RichardkrebsActually it is the tracking angle that propels the arm inwards, which is different from offset angle. The skating forces are proportional to the tracking angle and tracking force. With higher tracking forces the skating force reduces. It also reduces with longer arms due to the reduced tracking angle. If you are tracking from about 2.5g with a 12" arm the skating force becomes very small, and if the tonearm is designed with breakdown torque taken into account at this point it is possible to run a pivoted arm without anti skate. Stylus profile also impacts the skating force. Ladegaards theory ignores these causal factors and assumes no anti skate is applied, therefore it is a worst case scenario and improbable in reality..
the cartridge is not expending all its effort in trying to rotate are arm but a vector of this force due to the offset angle.

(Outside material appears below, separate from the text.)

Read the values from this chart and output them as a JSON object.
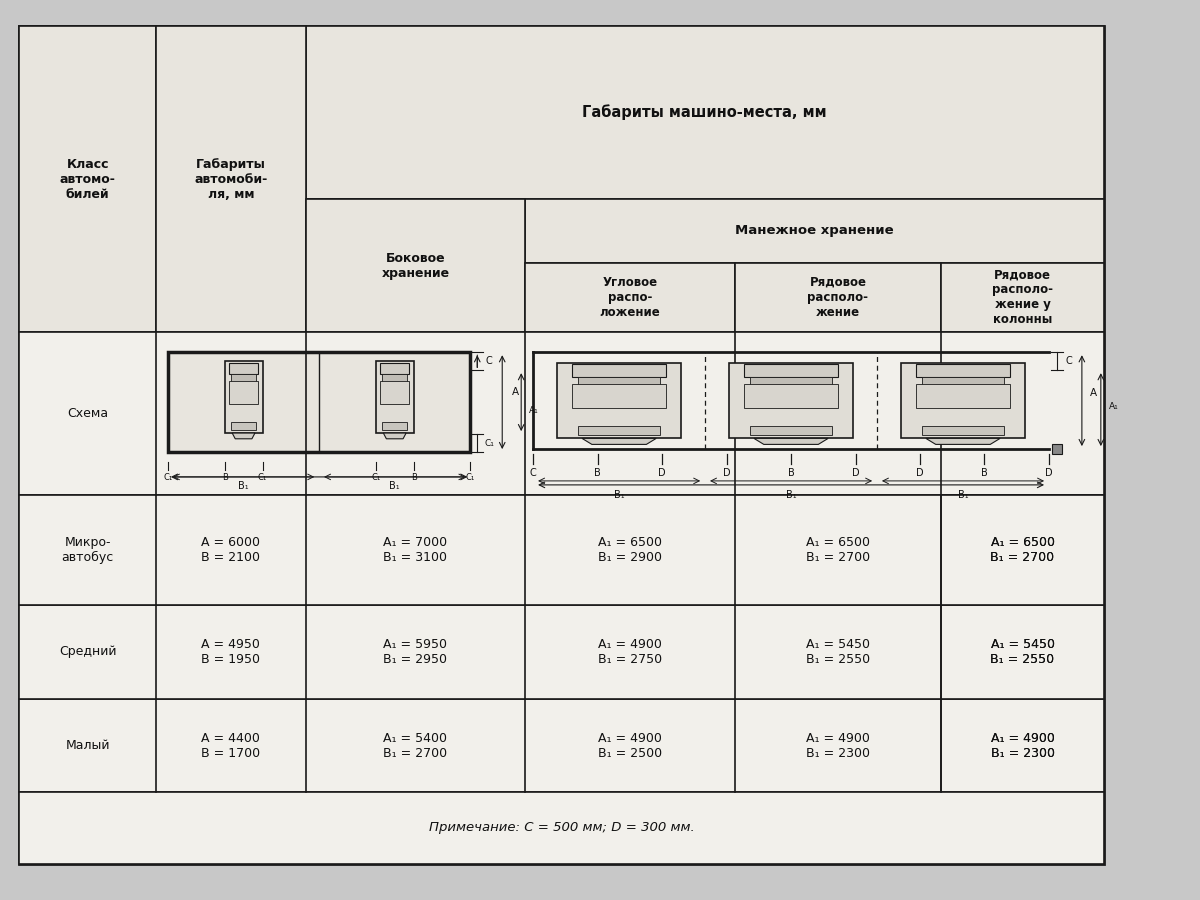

Conversely on eccentric records the high horizontal mass of a linear tracking arm will create tracking distortion. Very few records are truly round, and increasing the mass with lead on a linear tracker will increase the inertia of the arm in the horizontal plane and increase distortion on eccentric records due to cantilever flex. Thigpens' recommendations are that with records with an eccentricity of 1/8" a low mass pivoted arm will be superior.
Dgarretson - your listening experience that lower mass is giving superior results with the Terminator mirrors most ( actually all except for one ) of the users of the ET2 on this thread that have attained optimum sound quality from the correct application and tuning of the low mass/decoupled counterweight design parameters that the ET2 is based upon.